Na sexta-feira, o Departamento de Estado planejava aceitar até 50 mil afegãos nos Estados Unidos sob liberdade condicional humanitária – o que significa que eles seriam acomodados temporariamente em bases militares até que seus vistos fossem processados, de acordo com um memorando fornecido por um trabalhador do reassentamento.
“Este número de casos seria separado – e adicional – aos refugiados afegãos ou casos de SIV que também continuarão a ser admitidos”, de acordo com o memorando, que foi confirmado por uma pessoa familiarizada com ele que disse que mesmo 50.000 era uma grande subestimação de aqueles com necessidade. O Departamento de Estado não quis comentar.
Um funcionário do governo disse que o número de pessoas que precisam ser evacuadas pode chegar a mais de 100.000. O International Rescue Committee tem uma estimativa muito mais alta: 300.000 civis afegãos sozinhos.
É mesmo possível retirar tantas pessoas a tempo?
Não é provável. Espera-se que a missão de evacuação diminua a uma gota quando o exército dos EUA sair. Sem a proteção das 6.000 tropas americanas em Cabul, o transporte aéreo militar terminará e os voos fretados do Departamento de Estado diminuirão e poderão cessar por completo. Além disso, alguns outros governos estrangeiros disseram que teriam pouca escolha a não ser partir.
O governo Biden está alertando o Taleban, que deseja que a ajuda internacional ao Afeganistão continue, a permitir que os afegãos deixem o país – um compromisso que Ned Price, o porta-voz chefe do Departamento de Estado, disse não ter “uma data de validade”.

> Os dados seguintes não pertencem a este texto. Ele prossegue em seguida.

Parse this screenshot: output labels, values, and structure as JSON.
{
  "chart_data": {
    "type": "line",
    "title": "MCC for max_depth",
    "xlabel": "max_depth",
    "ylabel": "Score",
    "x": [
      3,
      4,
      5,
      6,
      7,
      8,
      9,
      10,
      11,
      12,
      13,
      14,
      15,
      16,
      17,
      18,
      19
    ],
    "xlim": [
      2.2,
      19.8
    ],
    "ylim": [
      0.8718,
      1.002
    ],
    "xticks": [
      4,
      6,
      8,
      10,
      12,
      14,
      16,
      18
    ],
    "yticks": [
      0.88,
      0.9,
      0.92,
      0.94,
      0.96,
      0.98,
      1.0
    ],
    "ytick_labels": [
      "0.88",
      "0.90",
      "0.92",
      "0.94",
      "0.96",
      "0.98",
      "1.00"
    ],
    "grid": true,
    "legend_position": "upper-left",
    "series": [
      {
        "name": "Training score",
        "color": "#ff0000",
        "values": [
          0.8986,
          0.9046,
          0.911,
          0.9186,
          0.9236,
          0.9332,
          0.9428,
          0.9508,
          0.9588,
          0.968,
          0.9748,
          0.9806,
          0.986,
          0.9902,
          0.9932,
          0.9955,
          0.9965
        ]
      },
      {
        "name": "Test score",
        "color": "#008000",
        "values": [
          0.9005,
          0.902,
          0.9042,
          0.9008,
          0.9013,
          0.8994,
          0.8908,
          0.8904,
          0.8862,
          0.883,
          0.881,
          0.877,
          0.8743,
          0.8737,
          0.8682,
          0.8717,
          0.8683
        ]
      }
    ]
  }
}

“Portanto, certamente é lógico – e vamos exigir do Taleban; o resto do mundo também – que os indivíduos que buscarem partir depois que os militares dos EUA tiverem partido terão a oportunidade de fazê-lo ”, disse Price na segunda-feira.
Mas na terça-feira, o Taleban disse que iria bloquear os afegãos que tentam deixar o país de viajar para o aeroporto de Cabul.
“Estou implorando aos Estados Unidos que ajudem minha família – a família que tem ensinado inglês, trabalhando em postos militares e agora está em perigo iminente por ter ajudado os Estados Unidos”, disse Fatima Jaghoori, cidadã americana naturalizada que nasceu no Afeganistão e serviu no Iraque com o Exército dos EUA. Seu marido, que também serviu no exército americano, foi morto no Afeganistão.
“Por favor, deixe meu serviço e sacrifício agirem como um símbolo para trazer minha família para a segurança”, ela escreveu em uma carta às autoridades americanas. “Minha família não terá chance de viver se for deixada sob o domínio do Taleban”.
David Zucchino e Alexandra E. Petri contribuíram com relatórios.